Meskipun sebagian besar pengusiran tersebut dilakukan karena kebutuhan militer, tentu saja ada keinginan yang tidak disadari, setengah sadar, atau sadar untuk mengeluarkan penduduk Arab. Itu adalah “darah” gerakan Zionis.
Memang benar, jauh sebelum pendirinya, Theodor Herzl, memikirkan tentang Palestina, ketika menulis draf awal buku inovatifnya “Der Judenstaat”, ia mengusulkan pendirian Negara Yahudi di Patagonia (Argentina), dan mengusulkan untuk memasukkan seluruh penduduk asli ke dalam Palestina. untuk pergi.
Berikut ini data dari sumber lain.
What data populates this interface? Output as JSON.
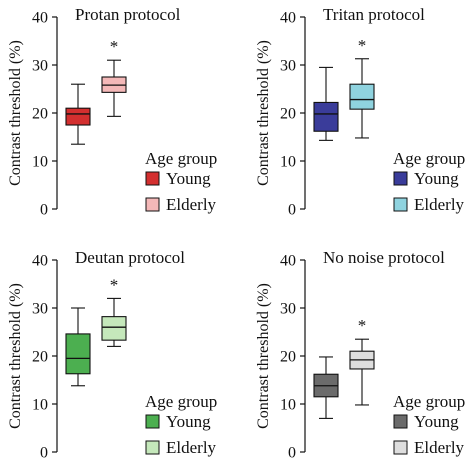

Setelah tentara Arab memasuki perang pada bulan Mei, pasukan Mesir dihentikan 22 km dari Tel Aviv. Gencatan senjata selama sebulan ditetapkan oleh PBB, dan digunakan oleh pihak Israel untuk pertama kalinya melengkapi diri dengan senjata berat (artileri, tank, angkatan udara) yang dijual oleh Stalin. Dalam pertempuran yang sangat sengit di bulan Juli, keseimbangan bergeser dan pihak Israel perlahan-lahan meraih keunggulan.
Sejak saat itu, keputusan politik – yang berbeda dari keputusan militer – diambil untuk mengusir penduduk Arab. Unit-unit diperintahkan untuk menembak setiap orang Arab yang mencoba kembali ke desa mereka.
Saat yang menentukan terjadi pada akhir perang, ketika diputuskan untuk tidak mengizinkan para pengungsi kembali ke rumah mereka. Belum ada keputusan resmi. Idenya pun tidak muncul. Massa pengungsi Yahudi dari Eropa, yang selamat dari Holocaust, membanjiri negara tersebut dan memenuhi tempat-tempat yang ditinggalkan oleh orang-orang Arab.
Kepemimpinan Zionis yakin bahwa dalam satu atau dua generasi para pengungsi akan dilupakan. Hal itu tidak terjadi.
ITU harus diingat bahwa semua ini terjadi hanya beberapa tahun setelah pengusiran massal orang Jerman dari Polandia, Cekoslowakia, dan negara-negara Baltik, yang dianggap wajar.
Ibarat tragedi Yunani, Naqba dikondisikan oleh karakter seluruh pesertanya, baik yang menjadi korban maupun yang menjadi korban.
Solusi apa pun terhadap “masalah” ini harus dimulai dengan permintaan maaf yang tegas dari Israel atas keterlibatannya dalam Naqba.
Solusi praktisnya harus mencakup setidaknya pengembalian secara simbolis sejumlah pengungsi yang telah disepakati ke wilayah Israel, pemukiman kembali mayoritas penduduk di Negara Palestina ketika hal tersebut terwujud, dan kompensasi yang besar bagi mereka yang memilih untuk tinggal di mana mereka berada atau beremigrasi. di tempat lain.
*Uri Avnery adalah anggota Jaringan TRANSCEND untuk Perdamaian, Pembangunan dan Lingkungan. Dia adalah seorang jurnalis Israel, penulis, aktivis perdamaian, mantan anggota Knesset, dan pendiri Gush Shalom. Pergi ke Original on avnery-news.co.il/ Belajar lebih tentang Gush Syalom.
Situs Web Uri Avnery: http://www.Avnery-news.co.il http://www.gush-shalom.org http://www.Uri-Avnery.de [email dilindungi]
ZNetwork didanai semata-mata melalui kemurahan hati para pembacanya.